Andrzej Lewandowski: LATO6 min czytania

21.06.2022

ECHA WYDARZEŃ: LATO – w kalendarzu i w sporcie.

Wcześniej Halle kojarzyło mi się z Wyścigiem Pokoju. Przytulny hotelik, smaczne jedzonko, świetne kolarstwo. Przy kompie wciąż mam przypominajkę – okolicznościowy kufel z tamtego czasu…

Od paru dniu Halle to już nie wspomnienie kolarskie, lecz świeżutka pieczęć przyłożona przez Huberta Hurkacza. Nie wiem, czy tamtejszy tenisowy turniej w sumie ma już tytuł ekstraklasy, ale wiem, że wygrał Polak. I że w finale pokonał Miedwiediewa, a ten to przecież as wśród asów tego sportu.

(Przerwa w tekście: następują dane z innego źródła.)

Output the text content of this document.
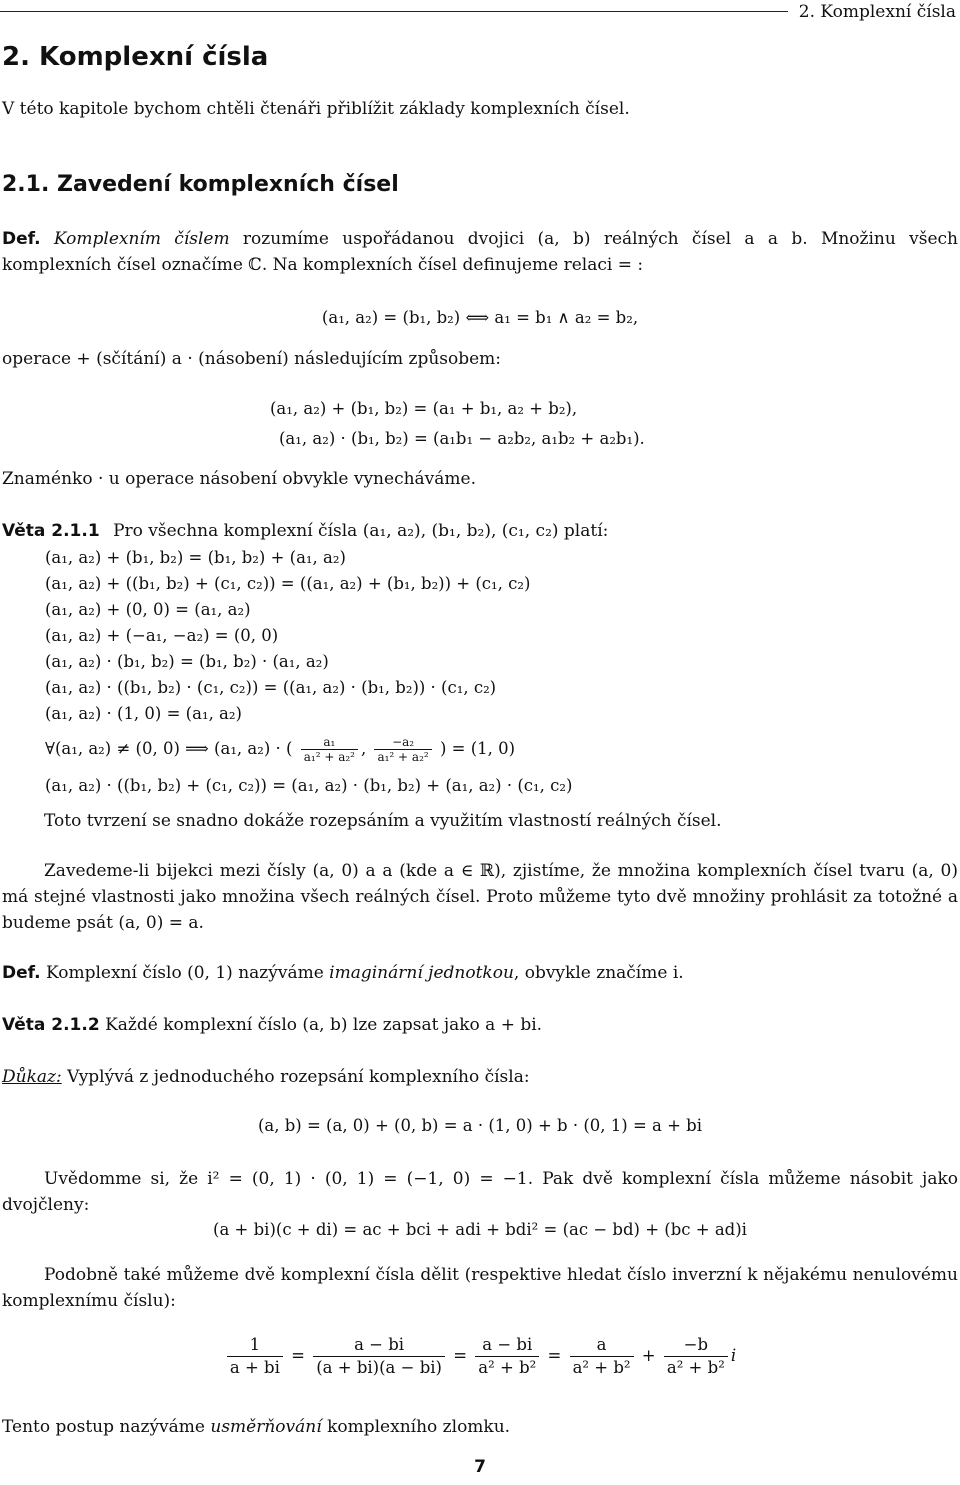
2. Komplexní čísla
2. Komplexní čísla
V této kapitole bychom chtěli čtenáři přiblížit základy komplexních čísel.
2.1. Zavedení komplexních čísel
Def. Komplexním číslem rozumíme uspořádanou dvojici (a, b) reálných čísel a a b. Množinu všech komplexních čísel označíme ℂ. Na komplexních čísel definujeme relaci = :
(a₁, a₂) = (b₁, b₂) ⟺ a₁ = b₁ ∧ a₂ = b₂,
operace + (sčítání) a · (násobení) následujícím způsobem:
(a₁, a₂) + (b₁, b₂) = (a₁ + b₁, a₂ + b₂),
(a₁, a₂) · (b₁, b₂) = (a₁b₁ − a₂b₂, a₁b₂ + a₂b₁).
Znaménko · u operace násobení obvykle vynecháváme.
Věta 2.1.1 Pro všechna komplexní čísla (a₁, a₂), (b₁, b₂), (c₁, c₂) platí:
(a₁, a₂) + (b₁, b₂) = (b₁, b₂) + (a₁, a₂)
(a₁, a₂) + ((b₁, b₂) + (c₁, c₂)) = ((a₁, a₂) + (b₁, b₂)) + (c₁, c₂)
(a₁, a₂) + (0, 0) = (a₁, a₂)
(a₁, a₂) + (−a₁, −a₂) = (0, 0)
(a₁, a₂) · (b₁, b₂) = (b₁, b₂) · (a₁, a₂)
(a₁, a₂) · ((b₁, b₂) · (c₁, c₂)) = ((a₁, a₂) · (b₁, b₂)) · (c₁, c₂)
(a₁, a₂) · (1, 0) = (a₁, a₂)
∀(a₁, a₂) ≠ (0, 0) ⟹ (a₁, a₂) · ( $\frac{\text{a₁}}{\text{a₁² + a₂²}}$ , $\frac{\text{−a₂}}{\text{a₁² + a₂²}}$ ) = (1, 0)
(a₁, a₂) · ((b₁, b₂) + (c₁, c₂)) = (a₁, a₂) · (b₁, b₂) + (a₁, a₂) · (c₁, c₂)
Toto tvrzení se snadno dokáže rozepsáním a využitím vlastností reálných čísel.
Zavedeme-li bijekci mezi čísly (a, 0) a a (kde a ∈ ℝ), zjistíme, že množina komplexních čísel tvaru (a, 0) má stejné vlastnosti jako množina všech reálných čísel. Proto můžeme tyto dvě množiny prohlásit za totožné a budeme psát (a, 0) = a.
Def. Komplexní číslo (0, 1) nazýváme imaginární jednotkou, obvykle značíme i.
Věta 2.1.2 Každé komplexní číslo (a, b) lze zapsat jako a + bi.
Důkaz: Vyplývá z jednoduchého rozepsání komplexního čísla:
(a, b) = (a, 0) + (0, b) = a · (1, 0) + b · (0, 1) = a + bi
Uvědomme si, že i² = (0, 1) · (0, 1) = (−1, 0) = −1. Pak dvě komplexní čísla můžeme násobit jako dvojčleny:
(a + bi)(c + di) = ac + bci + adi + bdi² = (ac − bd) + (bc + ad)i
Podobně také můžeme dvě komplexní čísla dělit (respektive hledat číslo inverzní k nějakému nenulovému komplexnímu číslu):
$\frac{1}{a + bi} = \frac{a - bi}{(a + bi)(a - bi)} = \frac{a - bi}{\text{a² + b²}} = \frac{a}{\text{a² + b²}} + \frac{-b}{\text{a² + b²}}$ i
Tento postup nazýváme usměrňování komplexního zlomku.
7
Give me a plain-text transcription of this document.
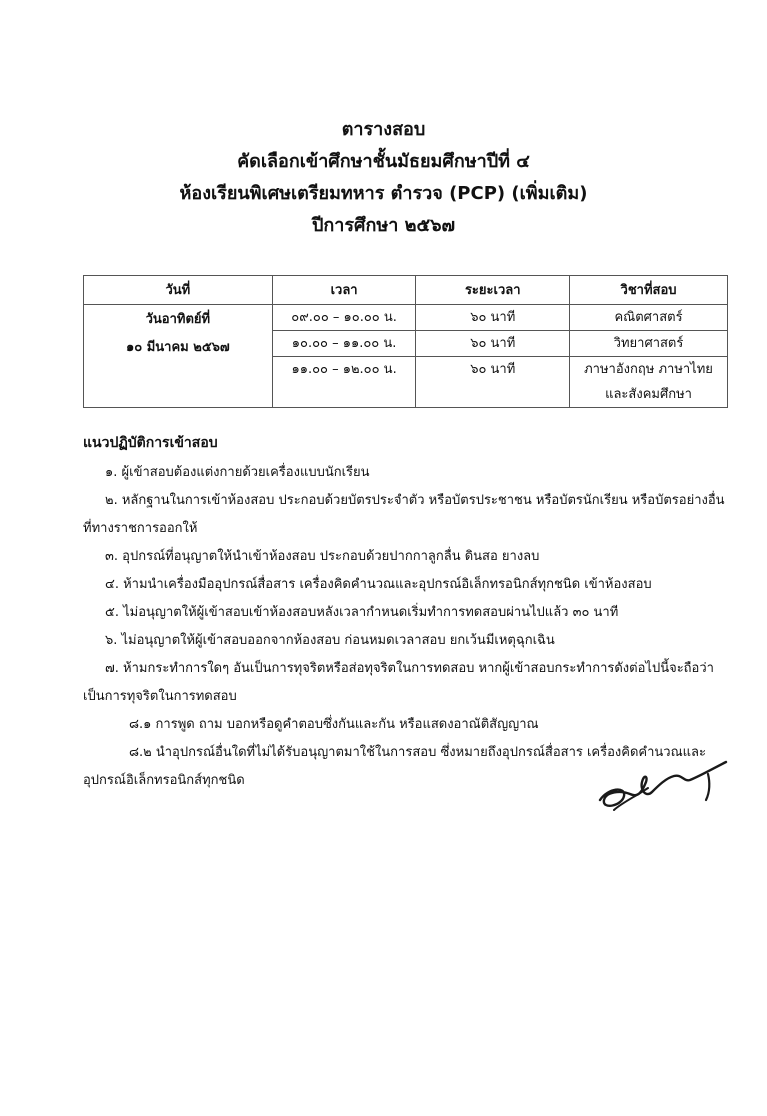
ตารางสอบ
คัดเลือกเข้าศึกษาชั้นมัธยมศึกษาปีที่ ๔
ห้องเรียนพิเศษเตรียมทหาร ตำรวจ (PCP) (เพิ่มเติม)
ปีการศึกษา ๒๕๖๗
วันที่	เวลา	ระยะเวลา	วิชาที่สอบ

วันอาทิตย์ที่
๑๐ มีนาคม ๒๕๖๗	๐๙.๐๐ – ๑๐.๐๐ น.	๖๐ นาที	คณิตศาสตร์
	๑๐.๐๐ – ๑๑.๐๐ น.	๖๐ นาที	วิทยาศาสตร์
	๑๑.๐๐ – ๑๒.๐๐ น.	๖๐ นาที	ภาษาอังกฤษ ภาษาไทย
และสังคมศึกษา
แนวปฏิบัติการเข้าสอบ
๑. ผู้เข้าสอบต้องแต่งกายด้วยเครื่องแบบนักเรียน
๒. หลักฐานในการเข้าห้องสอบ ประกอบด้วยบัตรประจำตัว หรือบัตรประชาชน หรือบัตรนักเรียน หรือบัตรอย่างอื่นที่ทางราชการออกให้
๓. อุปกรณ์ที่อนุญาตให้นำเข้าห้องสอบ ประกอบด้วยปากกาลูกลื่น ดินสอ ยางลบ
๔. ห้ามนำเครื่องมืออุปกรณ์สื่อสาร เครื่องคิดคำนวณและอุปกรณ์อิเล็กทรอนิกส์ทุกชนิด เข้าห้องสอบ
๕. ไม่อนุญาตให้ผู้เข้าสอบเข้าห้องสอบหลังเวลากำหนดเริ่มทำการทดสอบผ่านไปแล้ว ๓๐ นาที
๖. ไม่อนุญาตให้ผู้เข้าสอบออกจากห้องสอบ ก่อนหมดเวลาสอบ ยกเว้นมีเหตุฉุกเฉิน
๗. ห้ามกระทำการใดๆ อันเป็นการทุจริตหรือส่อทุจริตในการทดสอบ หากผู้เข้าสอบกระทำการดังต่อไปนี้จะถือว่าเป็นการทุจริตในการทดสอบ
๘.๑ การพูด ถาม บอกหรือดูคำตอบซึ่งกันและกัน หรือแสดงอาณัติสัญญาณ
๘.๒ นำอุปกรณ์อื่นใดที่ไม่ได้รับอนุญาตมาใช้ในการสอบ ซึ่งหมายถึงอุปกรณ์สื่อสาร เครื่องคิดคำนวณและอุปกรณ์อิเล็กทรอนิกส์ทุกชนิด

Dwa sety wystarczyły, co dowodzi, że Pan Hubert wspiął się bardzo wysoko. Dzięki za popis. Za dowód, że polski tenis tworzy coraz szerszy front w tej międzynarodowej rewii – też słowa uznania. Pośrednio – dzięki też Pannie Świątek. Wypoczywa, leczy jakieś pobolewający staw, ale na zawsze zapamiętam, że ona – swoim sportowym talentem i życiowym impetem wprowadziła wyż zainteresowania tenisem do mojego porządku dnia.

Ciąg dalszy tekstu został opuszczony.